FT: Turkish book on Darwin sparks outrage

By Daniel Dombey in Istanbul and Funja Guler in Ankara

A series of books for primary schoolchildren, describing Charles Darwin as a Jew with a big nose who kept the company of monkeys and other historical figures in anti-Semitic terms, has caused outrage in Turkey amid fears of rising religious intolerance.

A teachers’ union is taking legal action over the distribution of the books last week to about 1,000 schoolchildren in the Maltepe district of Istanbul. The local education authority, which approved the books and ultimately answers to the central government, has denied knowledge of their content.

But the incident has already made waves far beyond Maltepe. It follows previous attacks in Turkey on the theory of evolution; last year, an internet filter briefly restricted access to evolutionist websites.

Turkish satirical comic magazine LEMAN criticizes AKP’s anti Darwin policy.
The magazine Bilim ve Teknik (Science and Technology), published by TÜBİTAK, the main state institution responsible for funding scientific research, was criticized for the last-minute replacement of the evolution story with one about global warming, resulting in the magazine coming out a week late. The cover story on evolution was part of an effort to recognize the 200th anniversary of Darwin’s birth. Newspapers and academics criticized the incident as meddling by the ruling Justice and Development Party, or AKP, which passed a law last summer tightening its control of appointments to TÜBİTAK.
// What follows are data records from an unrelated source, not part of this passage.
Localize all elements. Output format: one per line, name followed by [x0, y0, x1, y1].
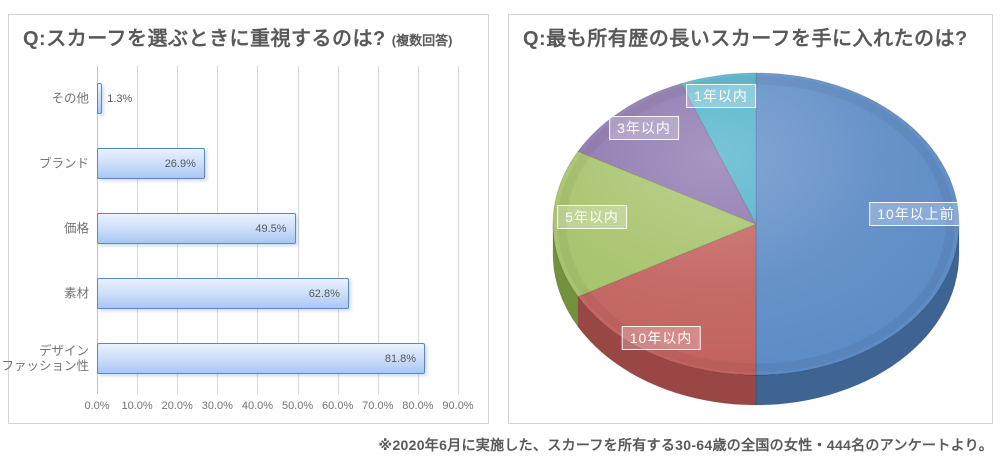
x-axis-tick: 30.0%: [201, 400, 233, 412]
x-axis-tick: 80.0%: [402, 400, 434, 412]
pie-sheen-overlay: [553, 73, 959, 375]
gridline: [417, 66, 419, 394]
category-label: ブランド: [38, 156, 89, 170]
category-label: 素材: [63, 286, 89, 300]
x-axis-tick: 60.0%: [322, 400, 354, 412]
x-axis-tick: 50.0%: [281, 400, 314, 412]
gridline: [377, 66, 379, 394]
pie-chart-title: Q:最も所有歴の長いスカーフを手に入れたのは?: [523, 28, 968, 50]
pie-chart-area: 10年以上前 10年以内 5年以内 3年以内 1年以内: [516, 61, 986, 421]
category-label: 価格: [63, 221, 89, 235]
category-label: その他: [51, 91, 89, 105]
bar-chart-title-text: Q:スカーフを選ぶときに重視するのは?: [23, 28, 386, 50]
x-axis-tick: 20.0%: [161, 400, 193, 412]
pie-slice-label: 10年以上前: [869, 202, 963, 226]
bar: 26.9%: [97, 148, 205, 179]
bar-chart-title: Q:スカーフを選ぶときに重視するのは? (複数回答): [23, 27, 478, 51]
pie-slice-label: 1年以内: [686, 84, 756, 108]
pie-slice-label: 5年以内: [557, 205, 627, 229]
pie-slice-label: 10年以内: [621, 326, 701, 350]
bar: 62.8%: [97, 278, 349, 309]
gridline: [458, 66, 459, 394]
bar-chart-panel: Q:スカーフを選ぶときに重視するのは? (複数回答) 1.3% その他 26.9% ブ…: [1, 14, 489, 424]
bar: 49.5%: [97, 213, 296, 244]
bar-value-label: 81.8%: [384, 352, 417, 365]
source-note: ※2020年6月に実施した、スカーフを所有する30-64歳の全国の女性・444名…: [378, 437, 993, 453]
x-axis-tick: 10.0%: [121, 400, 153, 412]
bar-value-label: 26.9%: [164, 157, 196, 170]
bar-chart-title-note: (複数回答): [391, 33, 453, 48]
pie-3d-graphic: [552, 72, 960, 406]
pie-chart-panel: Q:最も所有歴の長いスカーフを手に入れたのは? 10年以上前 10年以内 5年以内 3…: [508, 14, 993, 424]
gridline: [337, 66, 339, 394]
bar-value-label: 1.3%: [107, 92, 133, 105]
category-label: デザイン ファッション性: [1, 343, 89, 373]
x-axis-tick: 90.0%: [442, 400, 474, 412]
x-axis-tick: 70.0%: [362, 400, 394, 412]
bar-chart-plot-area: 1.3% その他 26.9% ブランド 49.5% 価格 62.8% 素材 81.8% デザイン …: [1, 66, 474, 412]
gridline: [297, 66, 299, 394]
bar-value-label: 62.8%: [308, 287, 340, 300]
x-axis-tick: 40.0%: [241, 400, 274, 412]
pie-slice-label: 3年以内: [609, 116, 679, 140]
bar-value-label: 49.5%: [255, 222, 287, 235]
bar: 1.3%: [97, 83, 132, 114]
x-axis-tick: 0.0%: [84, 400, 110, 412]
bar: 81.8%: [97, 343, 426, 374]
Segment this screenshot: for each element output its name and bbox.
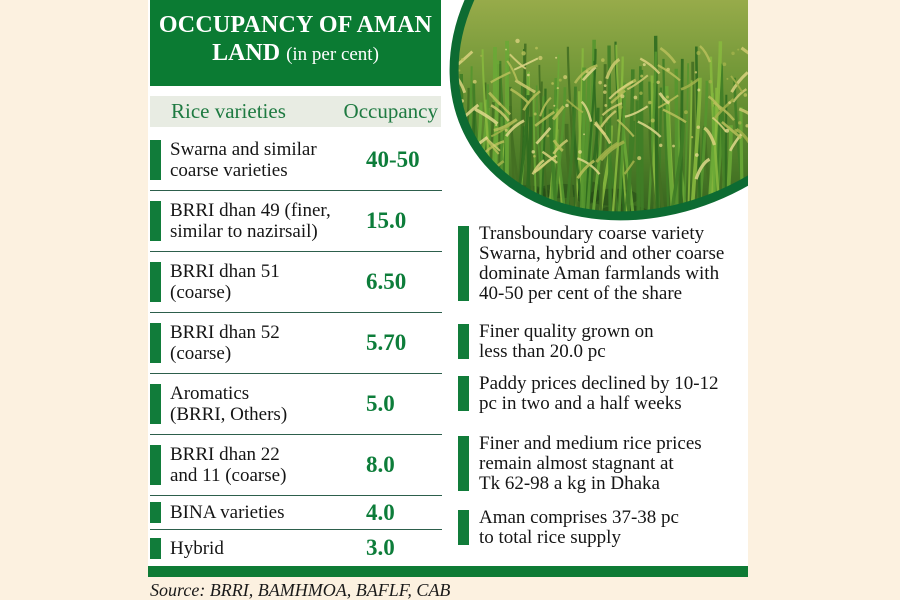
row-marker-icon [150, 262, 161, 302]
variety-label: Hybrid [170, 537, 224, 559]
row-marker-icon [150, 323, 161, 363]
variety-label: BRRI dhan 52 (coarse) [170, 322, 280, 364]
content-panel: OCCUPANCY OF AMAN LAND (in per cent) [148, 0, 748, 577]
fact-text: Transboundary coarse variety Swarna, hyb… [479, 223, 725, 304]
occupancy-value: 8.0 [366, 452, 395, 477]
row-marker-icon [150, 201, 161, 241]
variety-label: Aromatics (BRRI, Others) [170, 383, 288, 425]
occupancy-value: 5.0 [366, 391, 395, 416]
occupancy-value: 4.0 [366, 499, 395, 525]
fact-item: Finer and medium rice prices remain almo… [458, 434, 702, 494]
table-row: Hybrid 3.0 [150, 530, 442, 566]
occupancy-value: 40-50 [366, 147, 420, 172]
row-marker-icon [150, 445, 161, 485]
occupancy-value: 6.50 [366, 269, 407, 294]
photo-ellipse-border [449, 0, 748, 221]
row-marker-icon [150, 537, 161, 559]
table-header-row: Rice varieties Occupancy [150, 96, 441, 127]
fact-text: Finer quality grown on less than 20.0 pc [479, 321, 654, 362]
column-header-variety: Rice varieties [171, 99, 286, 123]
occupancy-value: 3.0 [366, 535, 395, 560]
bullet-marker-icon [458, 376, 469, 411]
fact-item: Transboundary coarse variety Swarna, hyb… [458, 224, 724, 304]
variety-label: BRRI dhan 49 (finer, similar to nazirsai… [170, 200, 331, 242]
occupancy-value: 5.70 [366, 330, 407, 355]
title-line2-bold: LAND [212, 40, 281, 66]
table-row: BRRI dhan 22 and 11 (coarse) 8.0 [150, 435, 442, 496]
fact-text: Finer and medium rice prices remain almo… [479, 433, 702, 494]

It also comes in the wake of wide-ranging education reforms pushed through this year by the country’s Islamist-rooted government, which have increased the number of religious schools in Turkey and introduced optional lessons on the Prophet Mohammed in ordinary state schools.

Such changes are hailed by the government as increasing freedom of choice in a country that for decades excluded the religiously conservative majority. Opponents say the secular educational system is being threatened.

“The education system is becoming reactionary; imams are now teaching religion in schools,” said Mehmet Aydogan, an official in the union asking for the books to be impounded. “These books are discrediting worldwide accepted artists and scientists and forcing students to think unscientifically.”

The European Commission and other bodies have long complained that the traditional Turkish education textbooks are deeply flawed, painting minorities as untrustworthy and treacherous.

But the books in Maltepe, intended as potted biographies, go further. A book on Albert Einstein describes the physicist as “filthy and slovenly”. Immediately after saying that he ate soap, it adds: “The sad part is during that time the Gestapo was putting Jews into ovens and making them into soap.”

The book on Darwin says the proponent of natural selection “had two problems: first he was a Jew; second, he hated his prominent forehead, big nose and misshapen teeth.” It adds that he threw nuts to monkeys at the zoo rather than go to school. Darwin was not Jewish.

Speaking to Turkey’s Radikal newspaper, Faik Kaptan, Maltepe’s director of education, said he had not read the books, adding: “It is not possible to check all the books distributed in the district.”

But Yaman Akdeniz, a professor of law at Istanbul’s Bilgi university, said that the attack on Darwin came in the context of a more general assault on evolution, which many Turks associate with atheism. Mr Akdeniz represented Richard Dawkins, the British scientist, in a case that successfully reversed a two-year ban on Mr Dawkins’ website. “Evolution is the second most sensitive issue after sexually explicit material,” he said.